Na saída do hospital, enquanto eu aguardava o carro que havia chamado, um mendigo de muleta, sem uma das pernas, o outro pé virado para dentro, boné vermelho encardido na cabeça, com uma espécie de porco-do-mato amarrado numa coleira, pitando um cigarro de palha fedido, se aproximou.


– Dá um dinheiro pra ajudar, moço, esse velho manco e coxo.


Tirei uma nota amassada do bolso traseiro.


– Deus lhe pague – disse e, olhando para a minha barriga, acrescentou: – O que tu tens aí dentro, não há mais nada a fazer. Tem uma coisa crescendo, logo tu vais saber.


Arrepiei. Era a terceira vez desde que eu havia chegado naquela cidade maldita que um desconhecido falava, daquele modo rimado, coisas estranhas comigo.

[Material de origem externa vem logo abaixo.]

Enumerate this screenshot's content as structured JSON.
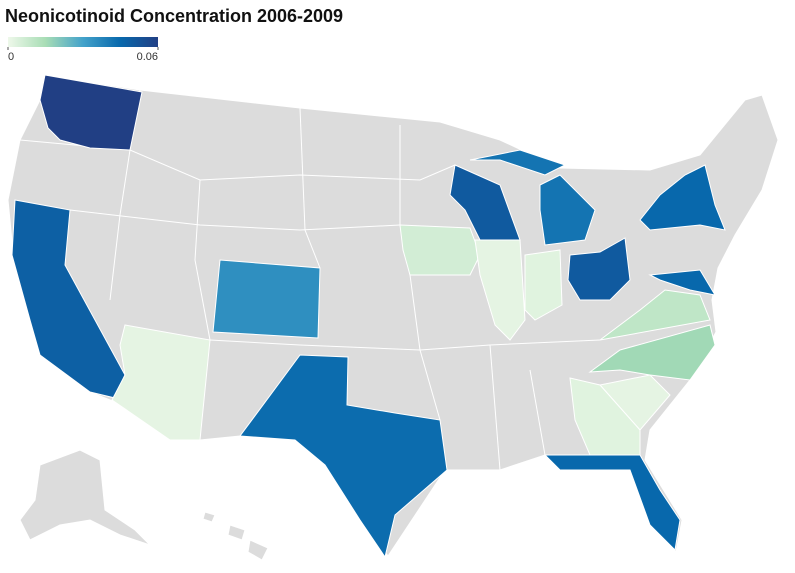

Passei o sábado deitado. Os remédios não surtiram efeito, a barriga parecendo a de uma grávida no nono mês. À noite, uma cólica tremenda. Corri para o vaso e uma coisa que parecia não acabar escorregou de dentro para fora de mim. Quando olhei para o fundo da latrina, não acreditei no que vi. Uma criatura enrodilhada me olhava. A lógica me fez pensar que era um verme, mas o aspecto era de serpente. Foi ganhando corpo, expandindo-se rapidamente até transformar-se numa cobra grossa e grande, espalhada por todo o piso do banheiro. Paralisado de espanto, hipnotizado pelo bicho, nem sequer me movi quando a criatura bizarra abriu a boca disforme e me engoliu por inteiro.


Passado o primeiro susto, debati-me desesperado tentando escapar daquilo. Já sem forças, cercado pelas entranhas escuras e quentes do bicho, me dei conta de que aquilo ou era o fim de tudo, ou o começo de alguma coisa que eu não sabia direito. Conformei-me, aconcheguei-me como pude e, aquietado naquele ambiente que mais parecia um útero, acabei adormecendo.


No domingo de carnaval, lá pelas tantas, o monstro me expeliu, pela mesma bocarra que havia me engolido, transformado em uma nova criatura. Por dentro ainda era eu quem pensava, mas por fora o corpo era de mulher fogosa com apetite de sereia, cujo único propósito era enfeitiçar algum sujeito antes das cinzas da quarta-feira. Só sei dizer que fiz com capricho o que a minha nova natureza mandava que fosse feito.


Na madrugada da terça-feira me destransformei, não sei como, durante o sono e voltei a ser eu mesmo – por fora e por dentro. Até fui trabalhar, embora esgotado, na tarde da quarta-feira. Na sexta retornei para o Rio de Janeiro. Algo me diz, entretanto, que meus próximos carnavais nunca mais serão os mesmos.